歌だとわかっていても哀しくなるし、腹が立つ。
リボンの箱入りのイチゴタルトを、奈保子ちゃんが――。
もう一度云うよ? 奈保子ちゃんがうちまで、リボンの箱入りのイチゴタルトをもってきてくれてるんだよ? それをお前というやつは――!?
「そんな甘いの嫌いだよ」――!? ハアッ!?
いただきなさい! たとえ甘いものが嫌いでもいただきなさい! 『水曜どうでしょう』の鈴井貴之のように!!!
(2)しっとりとアーティストの一面も
樹々には鳥が
私にはあなたがいる
9曲目『ふたりのWondorland』、この歌も心に沁みます。
こんな言葉を云われたい、男として。
1曲目の『愛してます』、8曲目の『17才』は、御存知それぞれ3枚目、4枚目のシングル。

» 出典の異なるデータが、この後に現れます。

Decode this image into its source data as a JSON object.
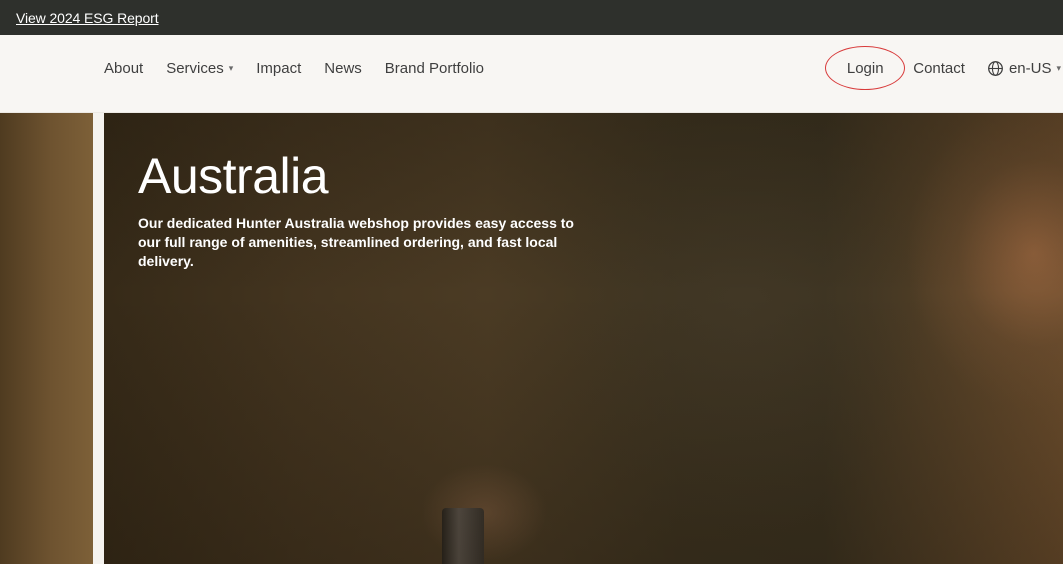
{
  "banner": {
    "link_label": "View 2024 ESG Report"
  },
  "nav": {
    "items": [
      {
        "label": "About"
      },
      {
        "label": "Services",
        "has_dropdown": true
      },
      {
        "label": "Impact"
      },
      {
        "label": "News"
      },
      {
        "label": "Brand Portfolio"
      }
    ],
    "login_label": "Login",
    "contact_label": "Contact",
    "language_label": "en-US"
  },
  "hero": {
    "title": "Australia",
    "description": "Our dedicated Hunter Australia webshop provides easy access to our full range of amenities, streamlined ordering, and fast local delivery."
  },
  "icons": {
    "dropdown": "chevron-down-icon",
    "language": "globe-icon"
  },
  "colors": {
    "topbar_bg": "#2e302c",
    "nav_bg": "#f8f6f3",
    "login_highlight": "#d83a3a"
  }
}
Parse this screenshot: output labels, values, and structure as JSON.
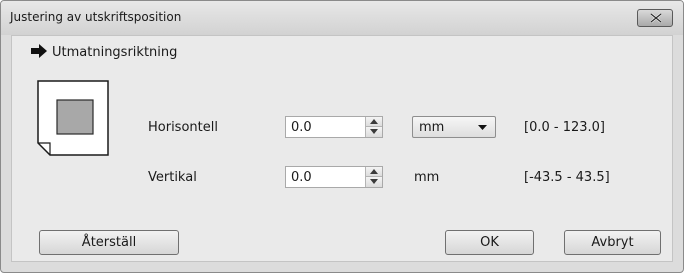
{
  "window": {
    "title": "Justering av utskriftsposition",
    "close_icon": "close-x-icon"
  },
  "section": {
    "icon": "right-arrow-icon",
    "label": "Utmatningsriktning"
  },
  "preview": {
    "icon": "paper-position-icon"
  },
  "horizontal": {
    "label": "Horisontell",
    "value": "0.0",
    "unit_selected": "mm",
    "range": "[0.0 - 123.0]"
  },
  "vertical": {
    "label": "Vertikal",
    "value": "0.0",
    "unit": "mm",
    "range": "[-43.5 - 43.5]"
  },
  "buttons": {
    "reset": "Återställ",
    "ok": "OK",
    "cancel": "Avbryt"
  }
}
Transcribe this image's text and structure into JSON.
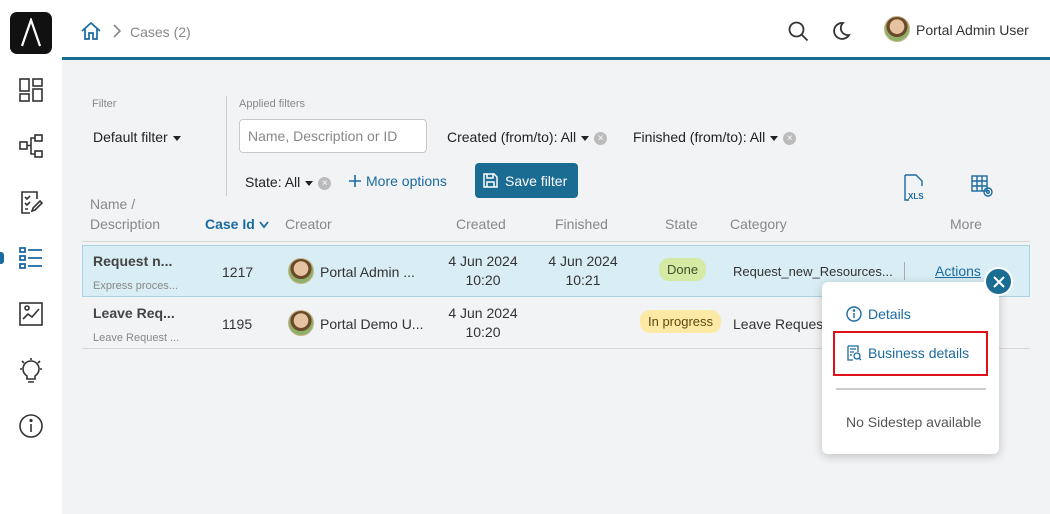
{
  "header": {
    "breadcrumb": "Cases (2)",
    "user_name": "Portal Admin User"
  },
  "sidebar": {
    "items": [
      "dashboard-icon",
      "process-icon",
      "tasks-icon",
      "cases-icon",
      "statistics-icon",
      "ideas-icon",
      "info-icon"
    ],
    "active": "cases-icon"
  },
  "filter": {
    "filter_label": "Filter",
    "filter_value": "Default filter",
    "applied_label": "Applied filters",
    "search_placeholder": "Name, Description or ID",
    "created": "Created (from/to): All",
    "finished": "Finished (from/to): All",
    "state": "State: All",
    "more_options": "More options",
    "save_filter": "Save filter"
  },
  "table": {
    "columns": {
      "name_line1": "Name /",
      "name_line2": "Description",
      "case_id": "Case Id",
      "creator": "Creator",
      "created": "Created",
      "finished": "Finished",
      "state": "State",
      "category": "Category",
      "more": "More"
    },
    "rows": [
      {
        "name": "Request n...",
        "desc": "Express proces...",
        "case_id": "1217",
        "creator": "Portal Admin ...",
        "created_date": "4 Jun 2024",
        "created_time": "10:20",
        "finished_date": "4 Jun 2024",
        "finished_time": "10:21",
        "state": "Done",
        "category": "Request_new_Resources...",
        "actions": "Actions"
      },
      {
        "name": "Leave Req...",
        "desc": "Leave Request ...",
        "case_id": "1195",
        "creator": "Portal Demo U...",
        "created_date": "4 Jun 2024",
        "created_time": "10:20",
        "finished_date": "",
        "finished_time": "",
        "state": "In progress",
        "category": "Leave Request"
      }
    ]
  },
  "actions_menu": {
    "details": "Details",
    "business_details": "Business details",
    "no_sidestep": "No Sidestep available"
  },
  "colors": {
    "primary": "#1b6c93",
    "done_badge": "#d4eaa5",
    "in_progress_badge": "#fde9a6",
    "highlight": "#e0101a"
  }
}
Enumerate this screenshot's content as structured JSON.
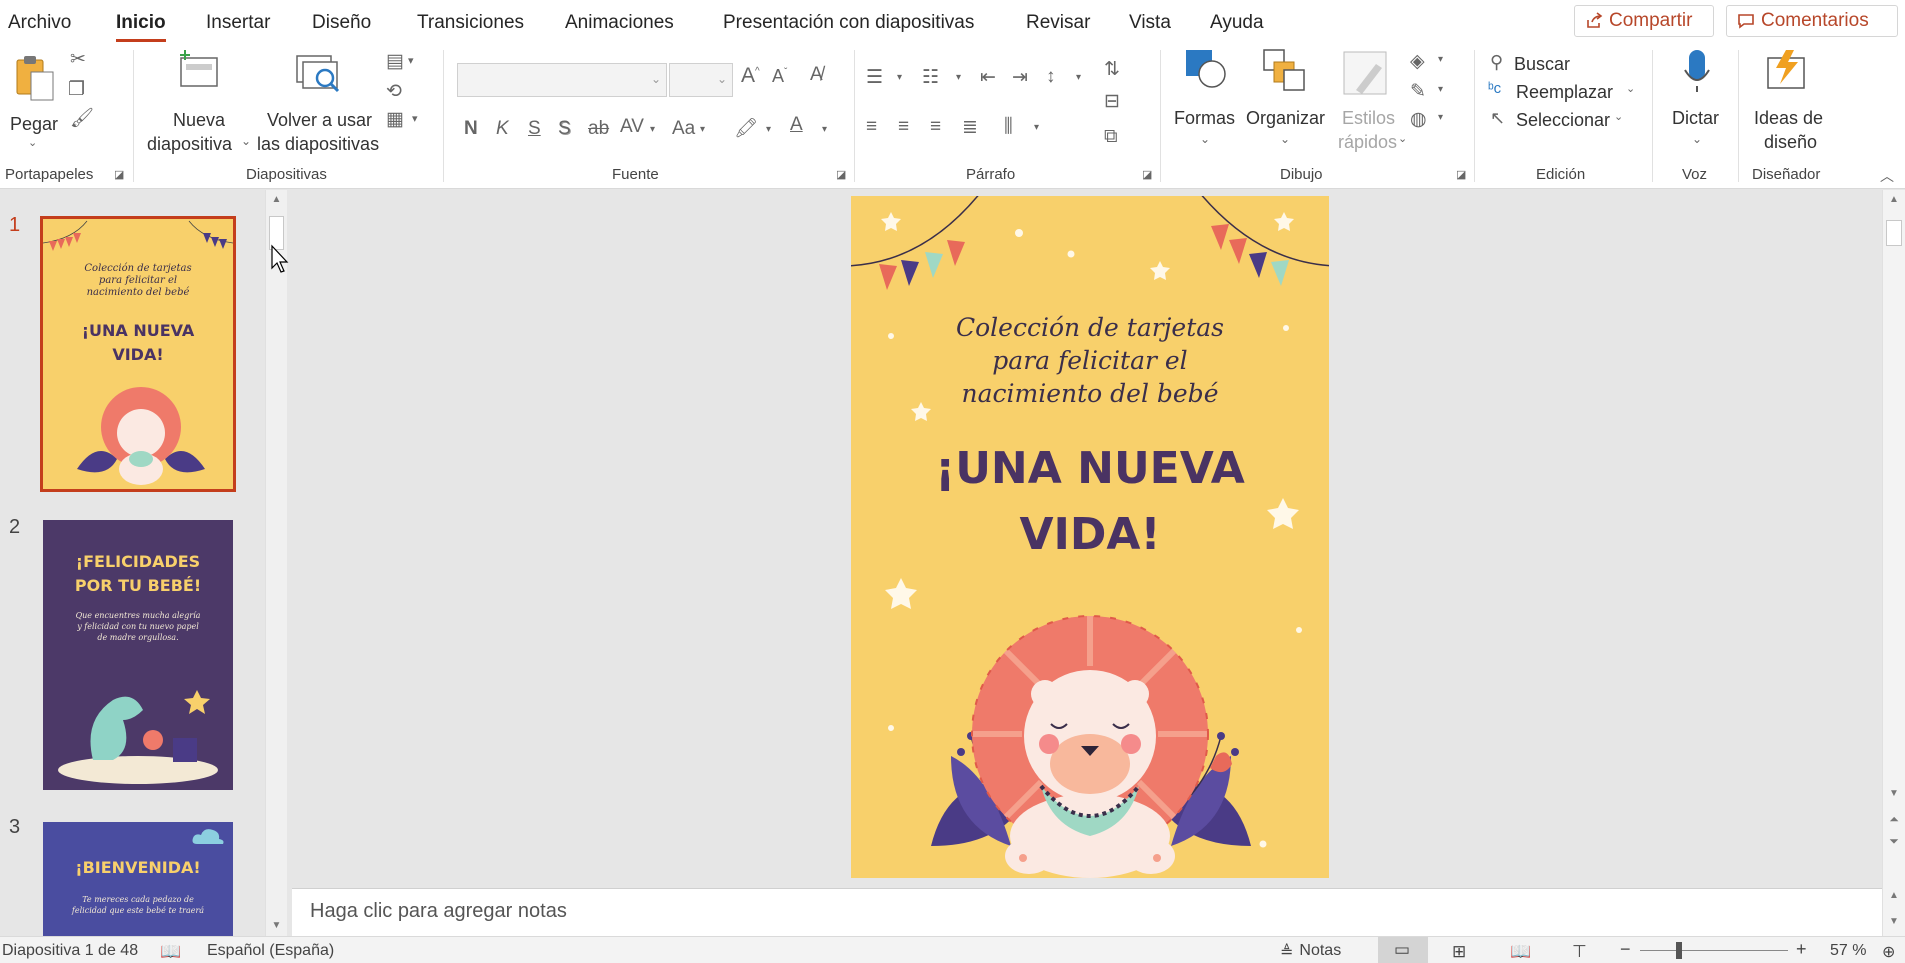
{
  "tabs": [
    "Archivo",
    "Inicio",
    "Insertar",
    "Diseño",
    "Transiciones",
    "Animaciones",
    "Presentación con diapositivas",
    "Revisar",
    "Vista",
    "Ayuda"
  ],
  "share_label": "Compartir",
  "comments_label": "Comentarios",
  "ribbon": {
    "clipboard": {
      "paste": "Pegar",
      "group": "Portapapeles"
    },
    "slides": {
      "new_slide_1": "Nueva",
      "new_slide_2": "diapositiva",
      "reuse_1": "Volver a usar",
      "reuse_2": "las diapositivas",
      "group": "Diapositivas"
    },
    "font": {
      "group": "Fuente",
      "bold": "N",
      "italic": "K",
      "underline": "S",
      "shadow": "S",
      "strike": "ab",
      "spacing": "AV",
      "case": "Aa",
      "grow": "A",
      "shrink": "A"
    },
    "paragraph": {
      "group": "Párrafo"
    },
    "drawing": {
      "shapes": "Formas",
      "arrange": "Organizar",
      "quick_styles_1": "Estilos",
      "quick_styles_2": "rápidos",
      "group": "Dibujo"
    },
    "editing": {
      "find": "Buscar",
      "replace": "Reemplazar",
      "select": "Seleccionar",
      "group": "Edición"
    },
    "voice": {
      "dictate": "Dictar",
      "group": "Voz"
    },
    "designer": {
      "ideas_1": "Ideas de",
      "ideas_2": "diseño",
      "group": "Diseñador"
    }
  },
  "thumbnails": [
    {
      "number": "1",
      "line1": "Colección de tarjetas",
      "line2": "para felicitar el",
      "line3": "nacimiento del bebé",
      "title1": "¡UNA NUEVA",
      "title2": "VIDA!"
    },
    {
      "number": "2",
      "title1": "¡FELICIDADES",
      "title2": "POR TU BEBÉ!",
      "line1": "Que encuentres mucha alegría",
      "line2": "y felicidad con tu nuevo papel",
      "line3": "de madre orgullosa."
    },
    {
      "number": "3",
      "title1": "¡BIENVENIDA!",
      "line1": "Te mereces cada pedazo de",
      "line2": "felicidad que este bebé te traerá"
    }
  ],
  "slide": {
    "subtitle1": "Colección de tarjetas",
    "subtitle2": "para felicitar el",
    "subtitle3": "nacimiento del bebé",
    "title1": "¡UNA NUEVA",
    "title2": "VIDA!"
  },
  "notes_placeholder": "Haga clic para agregar notas",
  "status": {
    "slide_count": "Diapositiva 1 de 48",
    "language": "Español (España)",
    "notes": "Notas",
    "zoom": "57 %",
    "minus": "−",
    "plus": "+"
  },
  "colors": {
    "accent": "#c43e1c",
    "slide_bg": "#f8d06b",
    "title": "#4a3363",
    "purple": "#4a3b86"
  }
}
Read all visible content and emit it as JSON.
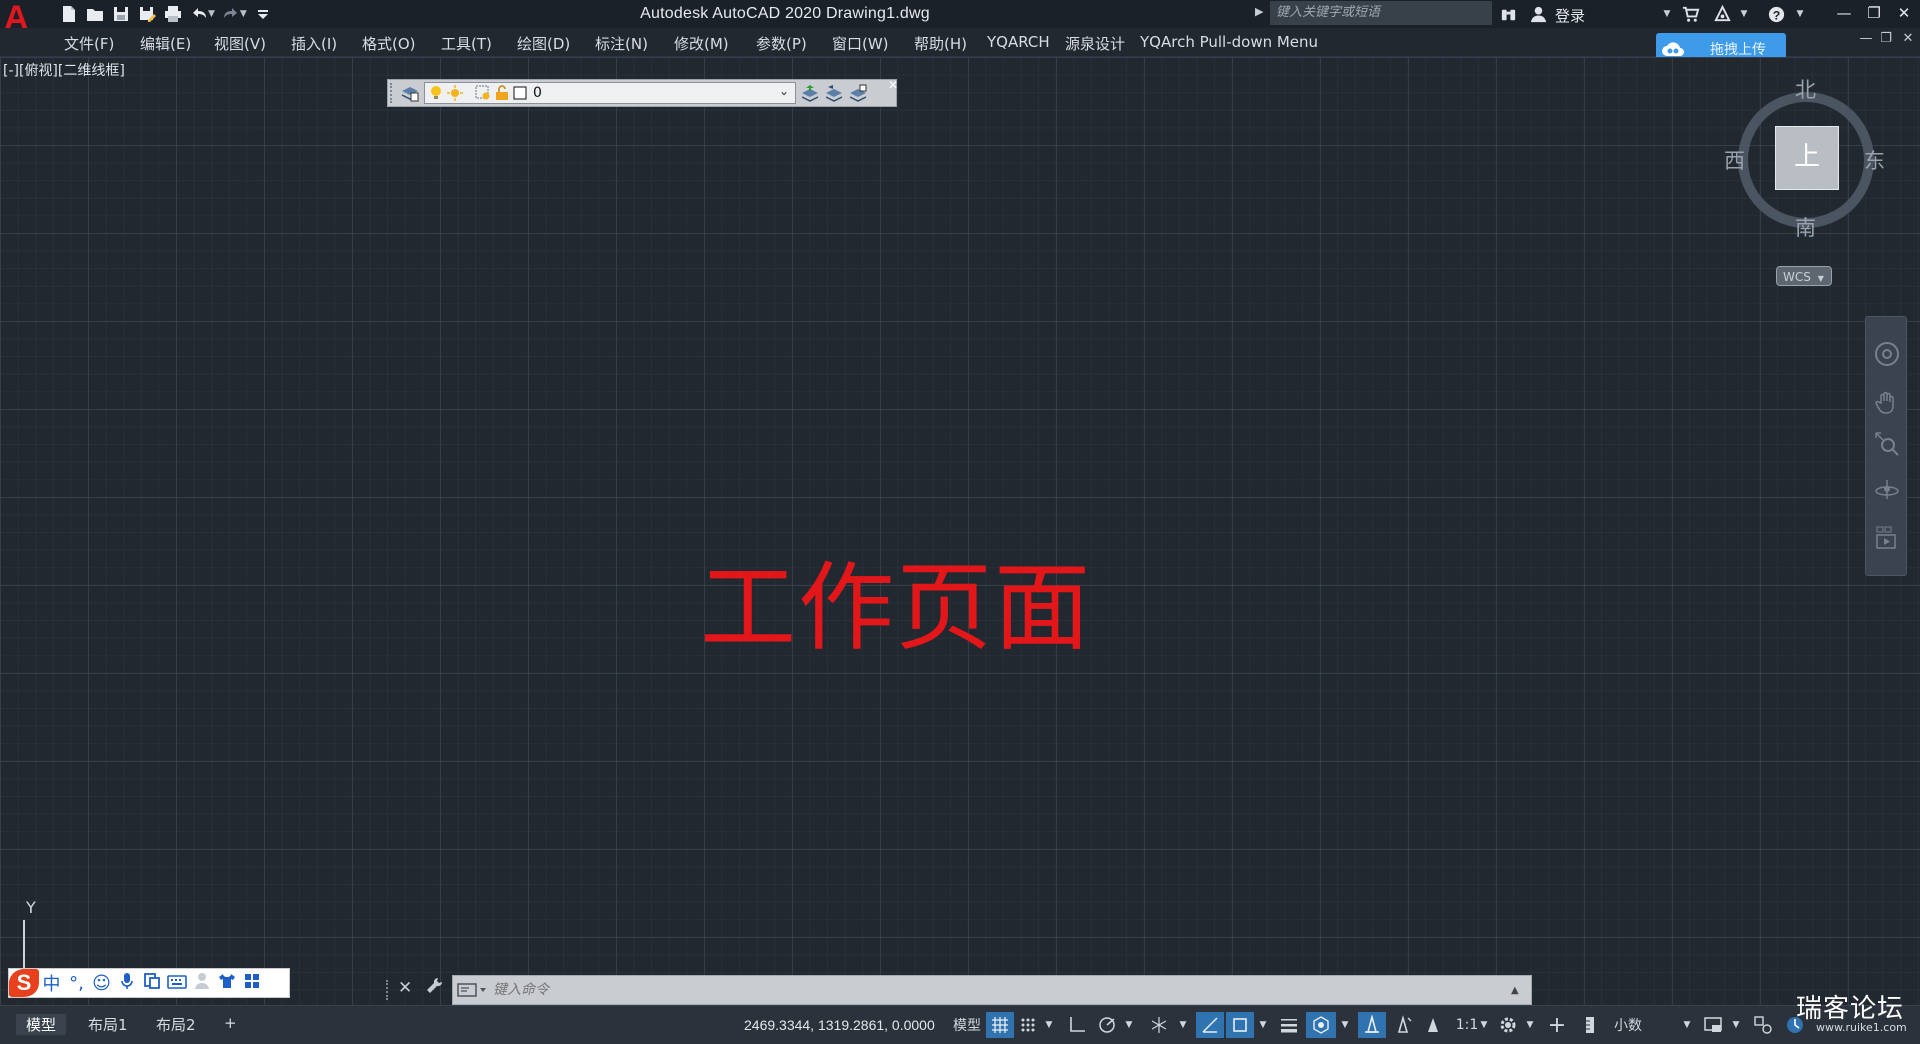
{
  "app": {
    "title": "Autodesk AutoCAD 2020    Drawing1.dwg",
    "logo_letter": "A"
  },
  "titlebar": {
    "search_placeholder": "键入关键字或短语",
    "login_label": "登录"
  },
  "menu": {
    "items": [
      "文件(F)",
      "编辑(E)",
      "视图(V)",
      "插入(I)",
      "格式(O)",
      "工具(T)",
      "绘图(D)",
      "标注(N)",
      "修改(M)",
      "参数(P)",
      "窗口(W)",
      "帮助(H)",
      "YQARCH",
      "源泉设计",
      "YQArch Pull-down Menu"
    ]
  },
  "upload_button": {
    "label": "拖拽上传"
  },
  "viewport": {
    "label": "[-][俯视][二维线框]"
  },
  "layer_toolbar": {
    "current_layer": "0"
  },
  "canvas": {
    "center_text": "工作页面"
  },
  "viewcube": {
    "face": "上",
    "north": "北",
    "south": "南",
    "east": "东",
    "west": "西",
    "wcs_label": "WCS"
  },
  "ucs": {
    "y_label": "Y"
  },
  "ime": {
    "logo": "S",
    "mode": "中",
    "punct": "°,"
  },
  "command_line": {
    "placeholder": "键入命令"
  },
  "statusbar": {
    "tabs": [
      "模型",
      "布局1",
      "布局2"
    ],
    "add_tab": "+",
    "coordinates": "2469.3344, 1319.2861, 0.0000",
    "model_label": "模型",
    "scale": "1:1",
    "units": "小数"
  },
  "watermark": {
    "text": "瑞客论坛",
    "url": "www.ruike1.com"
  },
  "colors": {
    "canvas_bg": "#212830",
    "accent_red": "#e3171a",
    "upload_blue": "#3d9be9",
    "status_active": "#2f73b0"
  }
}
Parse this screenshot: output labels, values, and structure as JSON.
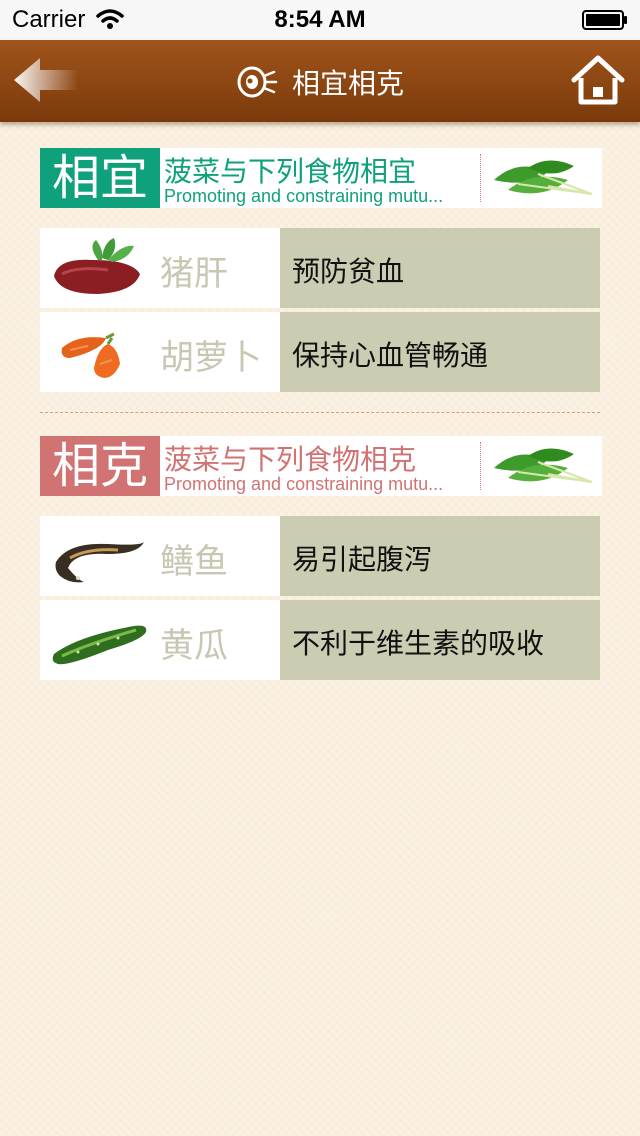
{
  "status_bar": {
    "carrier": "Carrier",
    "time": "8:54 AM"
  },
  "nav": {
    "title": "相宜相克",
    "back_icon": "back-arrow-icon",
    "home_icon": "home-icon",
    "title_icon": "meat-icon",
    "bar_color": "#8b4612"
  },
  "sections": {
    "compatible": {
      "badge": "相宜",
      "title": "菠菜与下列食物相宜",
      "subtitle": "Promoting and constraining mutu...",
      "color": "#0fa17c",
      "items": [
        {
          "name": "猪肝",
          "effect": "预防贫血",
          "image": "pork-liver"
        },
        {
          "name": "胡萝卜",
          "effect": "保持心血管畅通",
          "image": "carrot"
        }
      ]
    },
    "incompatible": {
      "badge": "相克",
      "title": "菠菜与下列食物相克",
      "subtitle": "Promoting and constraining mutu...",
      "color": "#d17273",
      "items": [
        {
          "name": "鳝鱼",
          "effect": "易引起腹泻",
          "image": "eel"
        },
        {
          "name": "黄瓜",
          "effect": "不利于维生素的吸收",
          "image": "cucumber"
        }
      ]
    }
  }
}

いずれもこのアルバム用にアレンジされています。『愛してます』は冒頭に潮騒のサウンドが流れるのですが、『ふたりのWondorland』の終わりにも同様の潮騒が流れます。
それが途切れることなく、続くラストソング『Twilight Dream』の出だしに重なります。
ファーストアルバム『LOVE』の収録は全10曲、『TWILIGHT DREAM』も同じです。うち、シングルは2曲、各B面をあわせて計4曲、これも同じ。ラストのオリジナル曲をアルバムタイトルにしている点も。
ファーストアルバム『LOVE』のラストソング『LOVE』※は、良い歌です。アルバムを締め括るのに相応しい、日曜の夜に似た感傷を覚える、ちょっぴり物淋しいミディアムテンポ。でも、胸がほんわか温まって、かわいらしくて、ほんとうにデビュー間もない奈保子ちゃんらしい歌だと思います。
※Youtube
セカンドアルバムの表題曲『Twilight Dream』(オール大文字のアルバムタイトルとは、表記が異なります)も性質は異なりますが、アルバムの締め括りに相応しいという点で同じです。
しっとりとアーティスティックに、シンガー・河合奈保子の底力を魅せてくれます。
竹内まりやさんは『スマイル・フォー・ミー』を歌う奈保子さんを見て、「彼女はしっとりとした歌も似合うはず」と、当時、山下達郎氏と結婚、活動を休止していた彼女は、勝手に、趣味的に、『けんかをやめて』を書いたそうです。出来た歌をみて、彼女は「何様のつもり?」と自分で思ったそうです(笑)。※ そんな歌をまさか売り込むにいくわけにもいかず、さりとて自分で歌うこともできず、それから世に出るまでの一年以上の間、この歌は眠ることになります。
『けんかをやめて』については、まだその時期に至っていません。その時が来たら、じっくりお話しさせていただくつもりです。が、もし、まりやさんが先にこの歌を聴いていたとしたら、ひょっとすると、『けんかをやめて』はこの世に生まれていなかったかもしれません。
※参照 http://ongakuhiwa.com/?p=1694
お別れの曲は多摩市・カナメさんからのリクエスト、アルバム『TWILIGHT DREAM』から、河合奈保子『Twilight Dream』をお送りします。
潮騒に始まり、潮騒に終わるこのアルバム。
実際に浜辺で潮風に吹かれて、沈む夕陽を眺めながら、この一枚に耳を傾けてみたい。
そんな贅沢な時を過ごしてみたいと思います。